DOIS
BELOS E PUNGENTES VERSOS, que, “atrevidamente”, dividi em quatro e
montei-os numa arte que, por seu feitio, o teor do menu “devora”, alumiando
o meu blog, são, com efeito, os que colhi de um poema de autoria da acreana Eliana Castela, que, em
priscas eras, apesar de não simpatizar com a dor, atuou no teatro amador, afeita
que sempre foi ao regalo de viver – iguaria que a faz sorrir e cantar, decantando o deleite de uma
existência impregnada de um bom humor que lhe é intrínseco, peculiar, nada a
satisfazendo mais do que, de mochila em mochila, ultrapassar fronteiras, aventurando-se
mundo afora com o seu companheiro e também um querido meu, o escritor e artista
multifacetado Mané do Café, pseudônimo de Jorge Carlos Amaral de Oliveira, que,
diga-se de passagem, Eliana “importou” da cidade de São Sebastião do Rio de
Janeiro, logo se tornando produtora dos affaires artísticos e culturais
do moço, agregando-os aos seus. Um exemplo dessa harmoniosa parceria é que, ano
após ano, uma nova edição de um dos rebentos paridos pelo casal há uma década vem
à tona, isto é, a Folhinha Poética, um calendário em verso e prosa e em
formato digital, que, por sua proposta editorial, contempla poetas de pendores os
mais diversos e de não importa qual recôndito, a cada edição homenageando um
(a) operário (a) do verbo – em 2018, a poesia desta que ora escreve estas
parcas linhas foi a homenageada do referido ano.
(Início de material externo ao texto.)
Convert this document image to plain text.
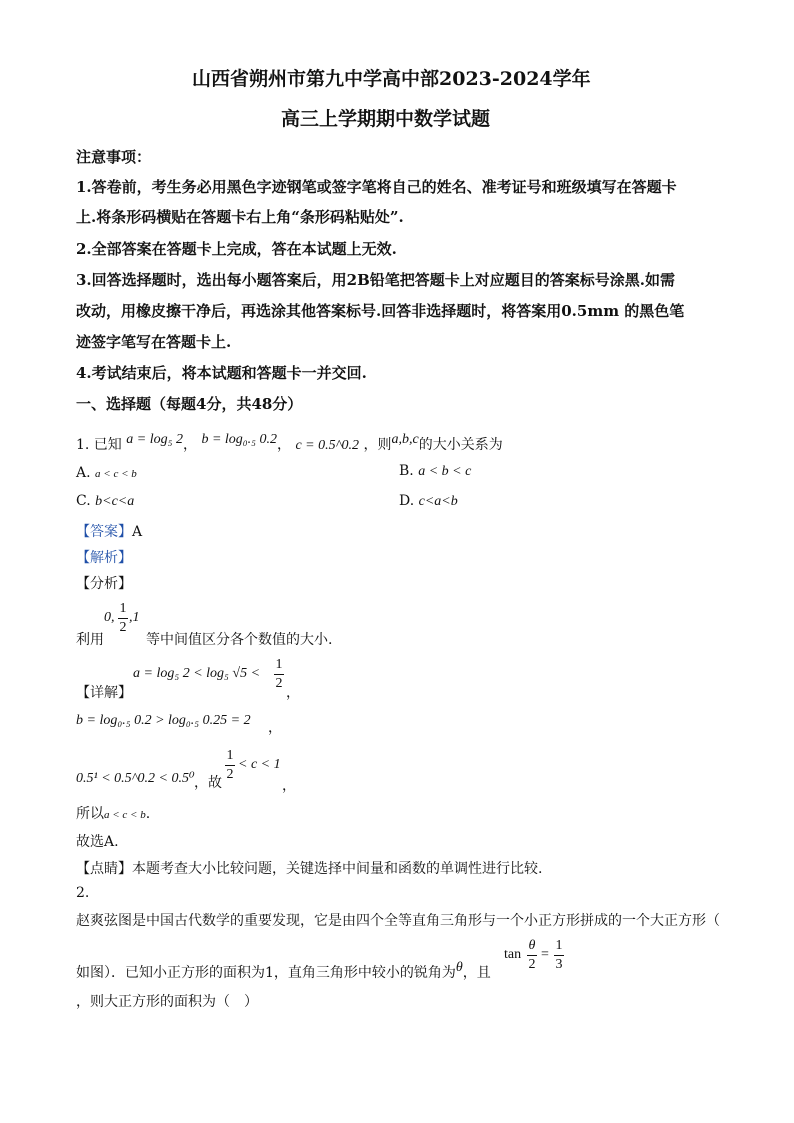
山西省朔州市第九中学高中部2023-2024学年
高三上学期期中数学试题
注意事项：
1.答卷前，考生务必用黑色字迹钢笔或签字笔将自己的姓名、准考证号和班级填写在答题卡
上.将条形码横贴在答题卡右上角“条形码粘贴处”.
2.全部答案在答题卡上完成，答在本试题上无效.
3.回答选择题时，选出每小题答案后，用2B铅笔把答题卡上对应题目的答案标号涂黑.如需
改动，用橡皮擦干净后，再选涂其他答案标号.回答非选择题时，将答案用0.5mm 的黑色笔
迹签字笔写在答题卡上.
4.考试结束后，将本试题和答题卡一并交回.
一、选择题（每题4分，共48分）
1. 已知 a = log₅ 2， b = log₀.₅ 0.2， c = 0.5^0.2 ，则a,b,c的大小关系为
A. a < c < b	B. a < b < c
C. b<c<a	D. c<a<b
【答案】A
【解析】
【分析】
0,
1
2
,1
利用	等中间值区分各个数值的大小.
a = log₅ 2 < log₅ √5 <
1
2
，
【详解】
b = log₀.₅ 0.2 > log₀.₅ 0.25 = 2 ，
0.5¹ < 0.5^0.2 < 0.5⁰ ，故
1
2
< c < 1
，
所以a < c < b.
故选A.
【点睛】本题考查大小比较问题，关键选择中间量和函数的单调性进行比较.
2.
赵爽弦图是中国古代数学的重要发现，它是由四个全等直角三角形与一个小正方形拼成的一个大正方形（
如图）．已知小正方形的面积为1，直角三角形中较小的锐角为θ，且
tan
θ
2
=
1
3
，则大正方形的面积为（　）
Então... Poetisa, apesar de,
atualmente, preferir ser chamada de poeta – anos atrás, ela gostava do nome poetiza
(sim, com z) –, Eliana já deu à luz a três livros: Da escrita rupestre à
era digital – alguns poemas, lançado pela Editora Mimeógrafo, bem
como uma espécie de diário de bordo, onde, poeticamente, com a chancela da
Chiado Editora, a artista registra as suas impressões Pelos Rios ao Sabor da
Fruta, ambos em 2017, além de Carmeliana: a festa das flores, uma
deliciosa celebração da Primavera declamada num só poema, ilustrado por Mané do
Café e publicado pela Ibis Libris Editora, em 2019. Porém, eventualmente, ela publica
os seus poemas em blogs, sites de periódicos e noutras mídias digitais. Um detalhe
é que, além de tecelã da palavra, Eliana é geógrafa de formação, especialista
em História da Amazônia e mestre em Extensão Rural, focando as suas pesquisas
acadêmicas nos povos indígenas do Acre, o seu cantinho, que acolheu o
lirismo de uma infância amparada pelo bucolismo e pela magia da floresta e regada
a banhos de rios – “a melhor diversão do mundo, daquele mundo” (prosa poética Abandono,
16/03/2020). Sim, os rios, reciclando lágrimas na doçura das suas águas. Quiçá,
uma das inspirações de uma iniciação poética tecida com a seiva leitosa das
seringueiras e temperada com os matizes, os sons e os tons da “florestania”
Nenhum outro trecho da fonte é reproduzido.